Benjamin Lacombe, qui a signé les illustrations et de qui Éliette Abécassis nous dit qu’il est « un grand artiste et un dessinateur parmi les meilleurs de sa génération ». (Crédit : Alyz/Flammarion)
Cette légende bien qu’apparue à une époque ancienne, passe les époques, et reste d’actualité, véhiculant un message à la fois universel et indémodable, car adaptable à tous les temps.
« Je dirais, complète Éliette, une légende bien plus qu’indémodable car le Golem a inspiré tous les super-héros — Superman, Spiderman, les Xmen, etc. — parce qu’il reprend le mythe de l’homme et de la machine, mais finalement du surhomme, de celui qui se rêve plus fort, plus puissant qu’il n’est. Ce mythe est actuellement d’actualité grâce au transhumanisme qui est cette idéologie qui veut augmenter l’homme et le rendre quasiment immortel.

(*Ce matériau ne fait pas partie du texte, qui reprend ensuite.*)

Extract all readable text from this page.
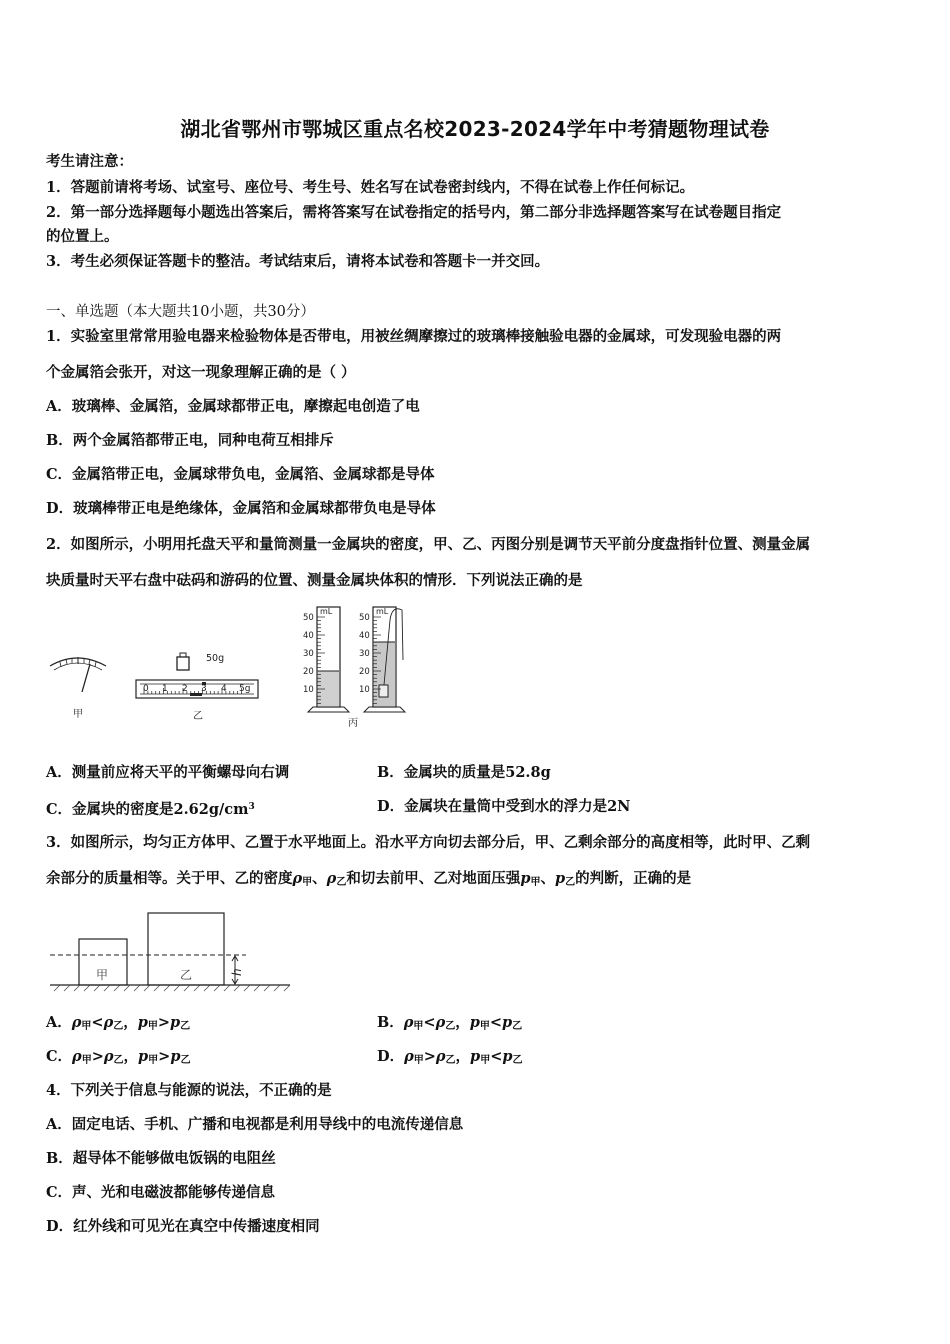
湖北省鄂州市鄂城区重点名校2023-2024学年中考猜题物理试卷
考生请注意：
1．答题前请将考场、试室号、座位号、考生号、姓名写在试卷密封线内，不得在试卷上作任何标记。
2．第一部分选择题每小题选出答案后，需将答案写在试卷指定的括号内，第二部分非选择题答案写在试卷题目指定
的位置上。
3．考生必须保证答题卡的整洁。考试结束后，请将本试卷和答题卡一并交回。
一、单选题（本大题共10小题，共30分）
1．实验室里常常用验电器来检验物体是否带电，用被丝绸摩擦过的玻璃棒接触验电器的金属球，可发现验电器的两
个金属箔会张开，对这一现象理解正确的是（ ）
A．玻璃棒、金属箔，金属球都带正电，摩擦起电创造了电
B．两个金属箔都带正电，同种电荷互相排斥
C．金属箔带正电，金属球带负电，金属箔、金属球都是导体
D．玻璃棒带正电是绝缘体，金属箔和金属球都带负电是导体
2．如图所示，小明用托盘天平和量筒测量一金属块的密度，甲、乙、丙图分别是调节天平前分度盘指针位置、测量金属
块质量时天平右盘中砝码和游码的位置、测量金属块体积的情形．下列说法正确的是
甲
50g
0 1 2 3 4 5g
乙
mL	mL
50
40
30
20
10
50
40
30
20
10
丙
A．测量前应将天平的平衡螺母向右调	B．金属块的质量是52.8g
C．金属块的密度是$2.62g/cm^3$	D．金属块在量筒中受到水的浮力是2N
3．如图所示，均匀正方体甲、乙置于水平地面上。沿水平方向切去部分后，甲、乙剩余部分的高度相等，此时甲、乙剩
余部分的质量相等。关于甲、乙的密度$\rho_甲$、$\rho_乙$和切去前甲、乙对地面压强$p_甲$、$p_乙$的判断，正确的是
h
甲	乙
A．$\rho_甲<\rho_乙$，$p_甲>p_乙$	B．$\rho_甲<\rho_乙$，$p_甲<p_乙$
C．$\rho_甲>\rho_乙$，$p_甲>p_乙$	D．$\rho_甲>\rho_乙$，$p_甲<p_乙$
4．下列关于信息与能源的说法，不正确的是
A．固定电话、手机、广播和电视都是利用导线中的电流传递信息
B．超导体不能够做电饭锅的电阻丝
C．声、光和电磁波都能够传递信息
D．红外线和可见光在真空中传播速度相同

C’est-à-dire de faire de tous les hommes des Golems. »
Dans ce livre pour toutes les générations, à partir de 11 ans, les dessins de Benjamin Lacombe prolongent la plume d’Éliette Abécassis.
« Absolument, le livre est illustré et je dirais même peint par un grand artiste et un dessinateur parmi les meilleurs de sa génération. Dans la conception des personnages, nous avons travaillé ensemble parce que nous les avons pensés ensemble. Quand je les décrivais, Benjamin Lacombe les dessinait. Et cela donne un livre avec de très belles illustrations dont certaines sont de véritables tableaux. Et j’en suis très fière, » souligne la romancière au Times of Israël.
En résumé, un très beau livre qui mêle sens et conscience s’adaptant à tous les lecteurs du plus petit aux plus grands pour rappeler l’histoire du Golem en échos avec le temps présent.